Jean-Jacques Charrais : Tout projet peut être une opportunité à une grande créativité – à son échelle, dans son contexte. Avec le sport les émotions sont décuplées, c’est un peu irrationnel – c’est un terreau fertile pour imaginer de nouvelles choses enthousiasmantes – de projeter sa création en ayant en tête la performance des athlètes, la ferveur du public… Il y a aussi une excellence créative internationale autour du sport, avec des marques leaders qui ont poussé les curseurs très loin et qui sont devenues une norme en termes d’attente du public.

Quels sont les risques en tant qu’agence et marque lorsque l’on sait ce que représentent ces temps forts sur la scène internationale et comment faire face à l’attente des publics sur ces moments clés ?

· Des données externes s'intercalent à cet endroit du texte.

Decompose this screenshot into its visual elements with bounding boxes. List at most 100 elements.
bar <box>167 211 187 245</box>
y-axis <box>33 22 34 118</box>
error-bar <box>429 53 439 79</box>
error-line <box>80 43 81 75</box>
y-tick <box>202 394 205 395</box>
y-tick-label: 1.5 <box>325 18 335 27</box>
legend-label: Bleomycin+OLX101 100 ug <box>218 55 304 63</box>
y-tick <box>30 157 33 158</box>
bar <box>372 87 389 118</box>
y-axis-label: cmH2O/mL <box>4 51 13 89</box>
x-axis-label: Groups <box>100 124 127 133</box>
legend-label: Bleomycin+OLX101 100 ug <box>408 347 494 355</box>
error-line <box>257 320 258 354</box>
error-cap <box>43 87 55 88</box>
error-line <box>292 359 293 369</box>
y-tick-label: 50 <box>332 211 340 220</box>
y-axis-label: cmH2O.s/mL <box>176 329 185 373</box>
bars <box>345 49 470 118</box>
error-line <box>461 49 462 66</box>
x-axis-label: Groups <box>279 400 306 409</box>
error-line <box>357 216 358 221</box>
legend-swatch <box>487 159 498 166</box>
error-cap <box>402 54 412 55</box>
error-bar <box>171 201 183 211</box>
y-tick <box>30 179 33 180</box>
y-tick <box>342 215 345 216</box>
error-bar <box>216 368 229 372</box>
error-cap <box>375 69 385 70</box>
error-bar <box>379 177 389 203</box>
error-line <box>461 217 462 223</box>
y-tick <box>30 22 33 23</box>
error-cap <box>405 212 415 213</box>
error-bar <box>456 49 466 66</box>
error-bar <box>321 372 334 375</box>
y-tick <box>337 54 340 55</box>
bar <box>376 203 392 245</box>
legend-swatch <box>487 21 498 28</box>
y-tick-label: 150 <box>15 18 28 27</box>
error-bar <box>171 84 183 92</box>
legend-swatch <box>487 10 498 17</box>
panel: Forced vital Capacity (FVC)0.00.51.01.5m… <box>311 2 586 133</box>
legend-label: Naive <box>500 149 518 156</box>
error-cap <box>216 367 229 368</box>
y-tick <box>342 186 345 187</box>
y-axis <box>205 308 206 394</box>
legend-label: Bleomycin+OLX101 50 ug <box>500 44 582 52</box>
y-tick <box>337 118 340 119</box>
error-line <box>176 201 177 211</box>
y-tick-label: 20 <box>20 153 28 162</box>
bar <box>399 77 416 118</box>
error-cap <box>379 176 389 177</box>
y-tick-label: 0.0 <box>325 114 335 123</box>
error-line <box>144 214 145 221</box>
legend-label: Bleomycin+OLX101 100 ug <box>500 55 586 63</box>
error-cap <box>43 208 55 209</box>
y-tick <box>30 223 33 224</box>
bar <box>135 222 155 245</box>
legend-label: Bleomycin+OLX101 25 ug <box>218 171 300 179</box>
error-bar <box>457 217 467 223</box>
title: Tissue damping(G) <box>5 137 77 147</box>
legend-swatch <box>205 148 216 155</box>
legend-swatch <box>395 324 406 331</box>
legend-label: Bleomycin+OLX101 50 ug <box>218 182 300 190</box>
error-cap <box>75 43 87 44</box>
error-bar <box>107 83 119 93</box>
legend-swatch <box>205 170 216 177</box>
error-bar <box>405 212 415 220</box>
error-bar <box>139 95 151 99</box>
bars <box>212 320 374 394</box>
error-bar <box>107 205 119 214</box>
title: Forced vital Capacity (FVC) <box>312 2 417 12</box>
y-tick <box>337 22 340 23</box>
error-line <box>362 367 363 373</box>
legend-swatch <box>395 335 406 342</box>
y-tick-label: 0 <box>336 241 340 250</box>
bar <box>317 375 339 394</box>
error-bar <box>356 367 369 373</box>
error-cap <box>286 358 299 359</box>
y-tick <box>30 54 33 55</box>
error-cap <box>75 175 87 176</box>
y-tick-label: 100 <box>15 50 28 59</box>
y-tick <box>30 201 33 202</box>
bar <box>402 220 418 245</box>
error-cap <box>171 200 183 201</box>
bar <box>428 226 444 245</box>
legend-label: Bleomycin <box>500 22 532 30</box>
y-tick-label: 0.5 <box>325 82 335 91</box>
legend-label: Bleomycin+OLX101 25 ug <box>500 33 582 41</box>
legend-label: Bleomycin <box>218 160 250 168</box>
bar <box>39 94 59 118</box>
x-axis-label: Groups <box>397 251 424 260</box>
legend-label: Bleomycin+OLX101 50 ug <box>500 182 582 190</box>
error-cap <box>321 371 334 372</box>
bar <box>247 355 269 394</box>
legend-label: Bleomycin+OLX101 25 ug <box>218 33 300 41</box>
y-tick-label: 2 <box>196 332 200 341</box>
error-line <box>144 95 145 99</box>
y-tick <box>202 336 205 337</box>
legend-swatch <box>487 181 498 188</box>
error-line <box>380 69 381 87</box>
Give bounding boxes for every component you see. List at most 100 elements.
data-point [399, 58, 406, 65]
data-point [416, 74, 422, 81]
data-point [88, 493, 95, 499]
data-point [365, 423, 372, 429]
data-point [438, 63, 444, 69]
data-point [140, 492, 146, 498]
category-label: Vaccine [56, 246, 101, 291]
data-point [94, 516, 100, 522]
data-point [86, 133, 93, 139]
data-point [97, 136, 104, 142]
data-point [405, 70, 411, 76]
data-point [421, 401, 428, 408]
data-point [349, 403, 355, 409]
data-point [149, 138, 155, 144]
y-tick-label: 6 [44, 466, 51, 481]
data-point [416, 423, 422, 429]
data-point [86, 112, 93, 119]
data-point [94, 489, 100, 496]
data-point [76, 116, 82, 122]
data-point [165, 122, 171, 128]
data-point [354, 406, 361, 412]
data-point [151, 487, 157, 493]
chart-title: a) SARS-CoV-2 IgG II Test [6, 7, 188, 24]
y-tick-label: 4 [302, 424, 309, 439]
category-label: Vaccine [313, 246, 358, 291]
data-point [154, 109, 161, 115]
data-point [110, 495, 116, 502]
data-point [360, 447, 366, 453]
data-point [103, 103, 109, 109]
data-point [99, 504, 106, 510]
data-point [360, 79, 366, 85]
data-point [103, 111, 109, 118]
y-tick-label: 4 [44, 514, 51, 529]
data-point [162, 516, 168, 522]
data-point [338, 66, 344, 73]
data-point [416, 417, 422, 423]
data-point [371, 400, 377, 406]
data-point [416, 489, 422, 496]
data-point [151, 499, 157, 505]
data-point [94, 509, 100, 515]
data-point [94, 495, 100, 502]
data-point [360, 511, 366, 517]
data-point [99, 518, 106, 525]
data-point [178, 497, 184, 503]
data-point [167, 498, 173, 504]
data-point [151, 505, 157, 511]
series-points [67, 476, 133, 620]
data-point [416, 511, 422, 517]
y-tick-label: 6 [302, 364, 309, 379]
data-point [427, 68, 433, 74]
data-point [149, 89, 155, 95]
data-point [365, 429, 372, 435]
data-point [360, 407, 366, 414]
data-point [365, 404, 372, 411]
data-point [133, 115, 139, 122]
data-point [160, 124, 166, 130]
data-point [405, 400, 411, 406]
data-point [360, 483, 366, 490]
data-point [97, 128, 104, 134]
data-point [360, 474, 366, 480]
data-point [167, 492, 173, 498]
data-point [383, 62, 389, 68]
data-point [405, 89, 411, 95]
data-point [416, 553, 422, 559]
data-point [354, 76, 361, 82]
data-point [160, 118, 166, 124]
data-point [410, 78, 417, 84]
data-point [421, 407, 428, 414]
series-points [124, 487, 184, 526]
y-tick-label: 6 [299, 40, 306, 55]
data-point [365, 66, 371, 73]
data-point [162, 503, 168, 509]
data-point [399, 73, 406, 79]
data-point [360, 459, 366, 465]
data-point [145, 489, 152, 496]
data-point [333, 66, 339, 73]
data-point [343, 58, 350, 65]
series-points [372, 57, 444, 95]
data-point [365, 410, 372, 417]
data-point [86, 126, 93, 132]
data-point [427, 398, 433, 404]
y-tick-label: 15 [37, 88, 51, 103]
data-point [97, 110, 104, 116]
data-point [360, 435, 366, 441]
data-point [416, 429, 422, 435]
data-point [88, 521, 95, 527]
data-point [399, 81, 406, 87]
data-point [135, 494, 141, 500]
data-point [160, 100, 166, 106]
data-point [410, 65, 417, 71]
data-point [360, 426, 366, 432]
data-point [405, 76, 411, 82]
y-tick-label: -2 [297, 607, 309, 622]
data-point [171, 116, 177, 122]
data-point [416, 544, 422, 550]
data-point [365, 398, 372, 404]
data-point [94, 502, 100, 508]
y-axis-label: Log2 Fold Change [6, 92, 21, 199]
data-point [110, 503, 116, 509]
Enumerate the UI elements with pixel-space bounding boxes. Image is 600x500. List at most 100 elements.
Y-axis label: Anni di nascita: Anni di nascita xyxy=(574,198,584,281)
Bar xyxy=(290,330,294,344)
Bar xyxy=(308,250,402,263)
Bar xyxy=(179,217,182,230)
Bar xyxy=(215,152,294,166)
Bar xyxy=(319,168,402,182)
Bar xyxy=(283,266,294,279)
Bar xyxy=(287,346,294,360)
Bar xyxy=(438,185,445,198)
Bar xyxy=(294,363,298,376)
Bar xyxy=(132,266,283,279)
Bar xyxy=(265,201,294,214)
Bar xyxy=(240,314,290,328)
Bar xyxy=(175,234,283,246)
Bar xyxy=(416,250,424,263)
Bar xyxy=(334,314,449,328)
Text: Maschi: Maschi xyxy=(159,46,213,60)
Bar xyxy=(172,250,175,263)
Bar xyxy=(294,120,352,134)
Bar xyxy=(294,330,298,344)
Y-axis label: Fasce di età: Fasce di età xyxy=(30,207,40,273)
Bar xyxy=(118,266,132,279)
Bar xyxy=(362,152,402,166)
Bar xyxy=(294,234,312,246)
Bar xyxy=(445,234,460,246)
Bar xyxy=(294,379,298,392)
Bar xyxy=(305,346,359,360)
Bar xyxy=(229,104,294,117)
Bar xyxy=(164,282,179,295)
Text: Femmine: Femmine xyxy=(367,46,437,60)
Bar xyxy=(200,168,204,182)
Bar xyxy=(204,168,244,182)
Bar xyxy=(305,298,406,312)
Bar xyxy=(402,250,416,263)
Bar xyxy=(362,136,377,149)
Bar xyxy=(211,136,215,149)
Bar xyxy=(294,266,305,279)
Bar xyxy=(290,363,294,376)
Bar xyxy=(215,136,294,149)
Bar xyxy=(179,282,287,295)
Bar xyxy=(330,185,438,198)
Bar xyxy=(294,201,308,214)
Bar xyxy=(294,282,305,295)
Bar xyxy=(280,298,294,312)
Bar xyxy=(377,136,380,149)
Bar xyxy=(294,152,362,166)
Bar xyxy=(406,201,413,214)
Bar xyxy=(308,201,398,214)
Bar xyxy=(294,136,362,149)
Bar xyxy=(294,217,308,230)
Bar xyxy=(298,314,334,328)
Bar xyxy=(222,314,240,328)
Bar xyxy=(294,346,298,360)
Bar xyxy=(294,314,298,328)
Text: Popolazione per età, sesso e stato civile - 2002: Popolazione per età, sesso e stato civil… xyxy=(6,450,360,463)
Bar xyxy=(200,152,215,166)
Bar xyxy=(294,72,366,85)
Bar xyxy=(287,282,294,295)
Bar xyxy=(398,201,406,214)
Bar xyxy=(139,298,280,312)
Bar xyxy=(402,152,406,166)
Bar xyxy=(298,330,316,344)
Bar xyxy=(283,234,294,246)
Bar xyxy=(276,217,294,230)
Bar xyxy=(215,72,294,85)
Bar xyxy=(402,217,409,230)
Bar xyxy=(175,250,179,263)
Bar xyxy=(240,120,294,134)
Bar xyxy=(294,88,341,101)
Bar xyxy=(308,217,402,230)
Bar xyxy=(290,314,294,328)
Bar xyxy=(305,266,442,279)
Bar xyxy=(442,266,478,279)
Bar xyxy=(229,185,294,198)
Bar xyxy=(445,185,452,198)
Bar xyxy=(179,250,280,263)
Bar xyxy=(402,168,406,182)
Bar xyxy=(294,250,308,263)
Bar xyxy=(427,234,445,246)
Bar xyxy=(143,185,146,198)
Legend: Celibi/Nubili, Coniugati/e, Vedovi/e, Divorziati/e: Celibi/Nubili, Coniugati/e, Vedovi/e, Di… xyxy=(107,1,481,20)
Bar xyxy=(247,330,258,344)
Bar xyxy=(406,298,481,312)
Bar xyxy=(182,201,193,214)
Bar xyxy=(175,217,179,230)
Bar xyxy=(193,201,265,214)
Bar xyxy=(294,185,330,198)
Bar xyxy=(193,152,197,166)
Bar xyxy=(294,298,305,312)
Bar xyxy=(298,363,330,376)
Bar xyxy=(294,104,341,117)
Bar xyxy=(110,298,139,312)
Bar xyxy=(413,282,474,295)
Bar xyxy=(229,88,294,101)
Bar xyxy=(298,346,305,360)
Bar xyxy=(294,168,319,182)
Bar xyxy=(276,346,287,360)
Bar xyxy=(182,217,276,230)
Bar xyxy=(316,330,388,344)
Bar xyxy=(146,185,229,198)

Martin Piot : Le risque, pour les JOP notamment, est un risque de détournement, nous l’avons vu lors du dévoilement de la mascotte et de la polémique sur le soi-disant clitoris. Nous avons eu la chance de travailler sur ce projet avec un client mature, qui a su prendre le sujet avec humour et philosophie. Mais nous nous en doutions, cette extraordinaire exposition médiatique suscite des critiques et des envies.

Et pour faire face à l’attente des publics, nous nous sommes appliqué une règle, celle de constamment nous placer du côté des usages et de l’amélioration d’une situation existante en une situation préférable. C’est le rôle du design du reste.

Par ailleurs, pour être honnête, dans le fonctionnement avec le COJO, nous avons initié de nombreux sujets, puis développé des outils de déploiement qui ont ensuite été partagés par des équipes opérationnelles talentueuses en charge de leur déploiement. Nous faisons partie d’une chaîne de talents.

Quels messages vous permettent-ils de véhiculer ? Qu’est-ce que cela signifie pour vous d’un point de vue mondial ?

Martin Piot : En concevant la signature « Ouvrons grand les Jeux », nous avions avec les équipes marque de Paris 2024 un seul objectif, celui de faire de ces jeux les jeux de la pleine conscience et de l’inclusivité, en espérant que cet événement exceptionnel marquera l’histoire… rien de moins.